Sandra Macedo Ribeiro, investigadora principal no IBMC .
Quando um gene é codificado, dá geral e inequivocamente origem a uma única proteína. No entanto, nem sempre é assim. Os fungos patogénicos, do género Candida, vivem com um código genético – relação entre a sequência de bases no DNA e a correspondente de aminoácidos, na proteína – atípico e ambíguo, ou seja, “o mesmo tripleto vai dar origem a duas proteínas”, segundo explicou, ao «Ciência Hoje», a cientista Sandra Macedo Ribeiro.
Investigadores do Instituto de Biologia Molecular e Celular (IBMC) da Universidade do Porto e do Departamento de Biologia / CESAM - Universidade de Aveiro acabam de publicar um estudo, no último número da revista PNAS, que ajuda a clarificar questões sobre a biologia destes fungos, que há muito intriga a comunidade científica.
“Aquilo que nos tem intrigado particularmente era tentar perceber como é que um gene origina duas proteínas colocando, na mesma posição, dois aminoácidos diferentes, de forma a não serem nocivos para a célula”, continuou a cientista do IBMC. A versatilidade do código genético, descoberta durante os últimos 40 anos, em bactérias, fungos e organismos ciliados foge às regras. A equipa descobriu que “os genes destes fungos evoluíram de tal modo que as suas proteínas não são destruídas pela alteração das regras do código genético”.
Os fungos do género Candida traduzem de forma ambígua as mensagens codificadas nos seus genomas. A coordenadora da equipa do IBMC sublinhou que a partir de agora “é possível perceber como as proteínas são ambíguas e podem ajudar no processo de infecção” e essa informação poderá ser “aplicada em novos alvos terapêuticos, especialmente, em infecções de C. albicans”.

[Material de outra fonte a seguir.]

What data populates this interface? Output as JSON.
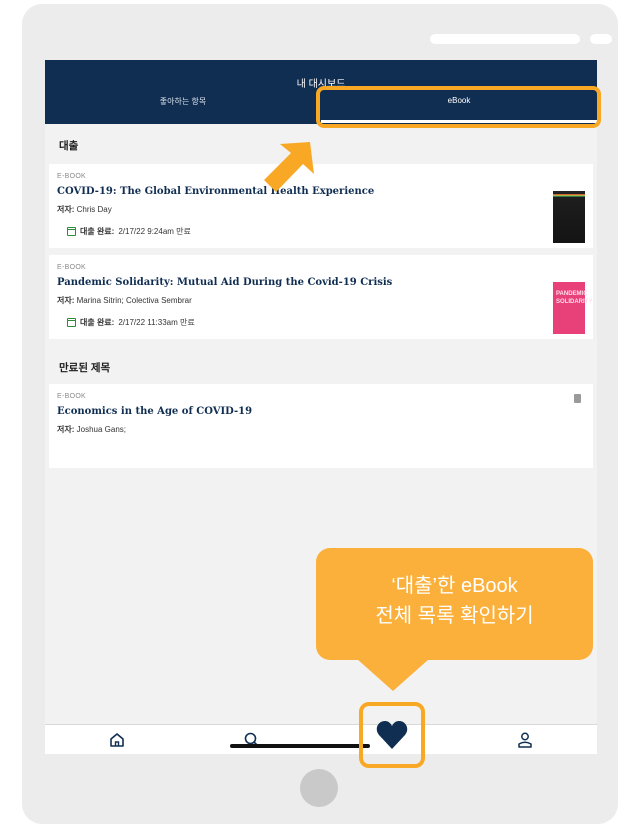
{
  "header": {
    "title": "내 대시보드",
    "tab_favorites": "좋아하는 항목",
    "tab_ebook": "eBook"
  },
  "sections": {
    "loans_title": "대출",
    "expired_title": "만료된 제목"
  },
  "loans": [
    {
      "type": "E-BOOK",
      "title": "COVID-19: The Global Environmental Health Experience",
      "author_label": "저자:",
      "author": "Chris Day",
      "status_label": "대출 완료:",
      "status_value": "2/17/22 9:24am 만료"
    },
    {
      "type": "E-BOOK",
      "title": "Pandemic Solidarity: Mutual Aid During the Covid-19 Crisis",
      "author_label": "저자:",
      "author": "Marina Sitrin; Colectiva Sembrar",
      "status_label": "대출 완료:",
      "status_value": "2/17/22 11:33am 만료",
      "cover_text": "PANDEMIC SOLIDARITY"
    }
  ],
  "expired": [
    {
      "type": "E-BOOK",
      "title": "Economics in the Age of COVID-19",
      "author_label": "저자:",
      "author": "Joshua Gans;"
    }
  ],
  "tooltip": {
    "line1": "‘대출’한 eBook",
    "line2": "전체 목록 확인하기"
  },
  "nav": {
    "items": [
      "home-icon",
      "search-icon",
      "heart-icon",
      "profile-icon"
    ],
    "active": "heart-icon"
  },
  "colors": {
    "header_bg": "#102e52",
    "accent_highlight": "#f9a825",
    "tooltip_bg": "#fbb03b",
    "title_text": "#102e52",
    "loan_icon": "#2e8b3a"
  }
}
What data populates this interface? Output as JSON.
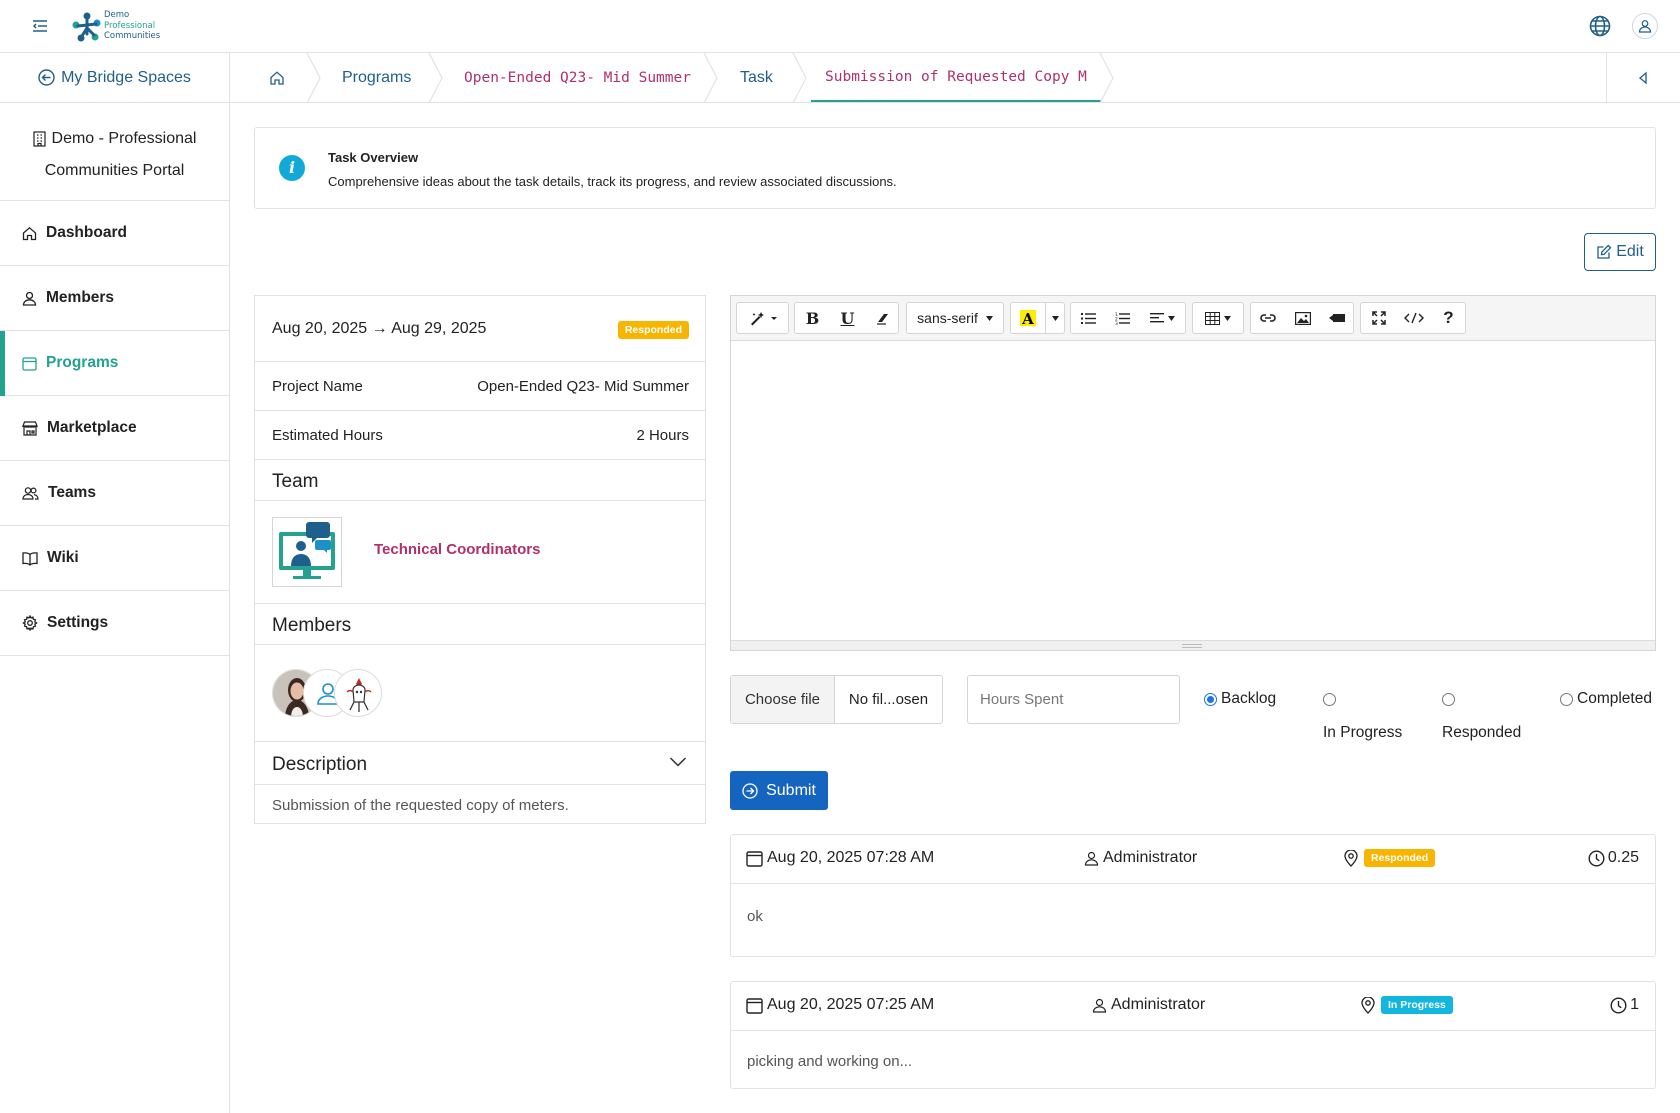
{
  "header": {
    "logo_lines": [
      "Demo",
      "Professional",
      "Communities"
    ],
    "logo_colors": {
      "primary": "#1f5f8b",
      "accent": "#23a38f"
    }
  },
  "sidebar": {
    "back_label": "My Bridge Spaces",
    "portal_line1": "Demo - Professional",
    "portal_line2": "Communities Portal",
    "items": [
      {
        "label": "Dashboard",
        "icon": "home-icon"
      },
      {
        "label": "Members",
        "icon": "user-icon"
      },
      {
        "label": "Programs",
        "icon": "calendar-icon",
        "active": true
      },
      {
        "label": "Marketplace",
        "icon": "store-icon"
      },
      {
        "label": "Teams",
        "icon": "users-icon"
      },
      {
        "label": "Wiki",
        "icon": "book-icon"
      },
      {
        "label": "Settings",
        "icon": "gear-icon"
      }
    ]
  },
  "breadcrumb": {
    "items": [
      "Programs",
      "Open-Ended Q23- Mid Summer",
      "Task",
      "Submission of Requested Copy M"
    ]
  },
  "overview": {
    "title": "Task Overview",
    "description": "Comprehensive ideas about the task details, track its progress, and review associated discussions."
  },
  "edit_label": "Edit",
  "task": {
    "date_start": "Aug 20, 2025",
    "date_arrow": "→",
    "date_end": "Aug 29, 2025",
    "status": "Responded",
    "project_label": "Project Name",
    "project_value": "Open-Ended Q23- Mid Summer",
    "hours_label": "Estimated Hours",
    "hours_value": "2 Hours",
    "team_heading": "Team",
    "team_name": "Technical Coordinators",
    "members_heading": "Members",
    "description_heading": "Description",
    "description": "Submission of the requested copy of meters."
  },
  "editor": {
    "font_select": "sans-serif"
  },
  "form": {
    "choose_file": "Choose file",
    "no_file": "No fil...osen",
    "hours_placeholder": "Hours Spent",
    "statuses": [
      "Backlog",
      "In Progress",
      "Responded",
      "Completed"
    ],
    "selected_status": "Backlog",
    "submit_label": "Submit"
  },
  "entries": [
    {
      "datetime": "Aug 20, 2025 07:28 AM",
      "author": "Administrator",
      "status": "Responded",
      "status_color": "#f7b500",
      "hours": "0.25",
      "text": "ok"
    },
    {
      "datetime": "Aug 20, 2025 07:25 AM",
      "author": "Administrator",
      "status": "In Progress",
      "status_color": "#12b7e0",
      "hours": "1",
      "text": "picking and working on..."
    }
  ]
}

Estrutura tridimensional da seril-tRNA sintetase de C. albicans
O complexo estudo da estrutura das proteínas destes fungos, levado a cabo pelas duas equipas do Porto e de Aveiro, permitiu perceber que estes organismos não eliminaram ao longo da evolução o factor que leva à leitura ambígua dos genes, optando por estratégias subtis de adaptação a tal ambiguidade.
“Já sabíamos que os genes de C. albicans eram traduzidos de forma ambígua, mas não sabíamos como é que as suas proteínas toleravam tal ambiguidade. Os novos estudos revelaram uma flexibilidade desconhecida dos mecanismos de evolução dos genes e mostraram como a sua reestruturação permite aos serem vivos sobreviverem e adaptarem-se a condições caóticas, abrindo novas perspectivas para se compreender a capacidade de sobrevivência a eventos genéticos catastróficos”, avançou ainda, em comunicado, Manuel Santos, investigador da UA responsável pelo estudo.
Manuel Santos, Investigador no CESAM e co-autor.
É importante perceber que no caso da C. albicans, um tripleto poderá dar origem a dois aminoácidos diferentes – serina ou leucina – e um está normalmente na superfície das proteínas (serina) e a outra no seu interior, continuou Sandra M. Ribeiro.
Segundo os autores, os segmentos sujeitos a ambiguidade foram relocalizados para zonas dos genes que não causam alterações estruturais ou funcionais dramáticas nas proteínas por eles codificadas, com excepção de algumas situações raras.
“A Candida albicans manteve alguns desses segmentos em locais essenciais para a regulação de vias de sinalização relacionadas com a virulência”, adiantou ainda. Este facto parece indicar que a ambiguidade pode ajudar o fungo a alterar a forma e função das proteínas de acordo com as condições do meio ambiente ou com as necessidades específicas do processo de infecção. “Pode haver uma alteração na taxa de incorporação dos aminoácidos, quando integrados em ambientes estranhos e o fungo poderá tornar-se mais resistente ou, pelo menos, mais virulento”, ressalvou a investigadora do IBMC.
C. albicans
É um fungo oportunista que causa infecções humanas (essencialmente orais e genitais) conhecidas por candidíase, que são comuns em pacientes imunodeprimidos, como é o caso de doentes de HIV, pacientes oncológicos, idosos, etc. Para além do interesse teórico, o trabalho revela novas facetas da biologia destes fungos que poderá ajudar a comunidade científica a compreender melhor a biologia da infecção destes fungos.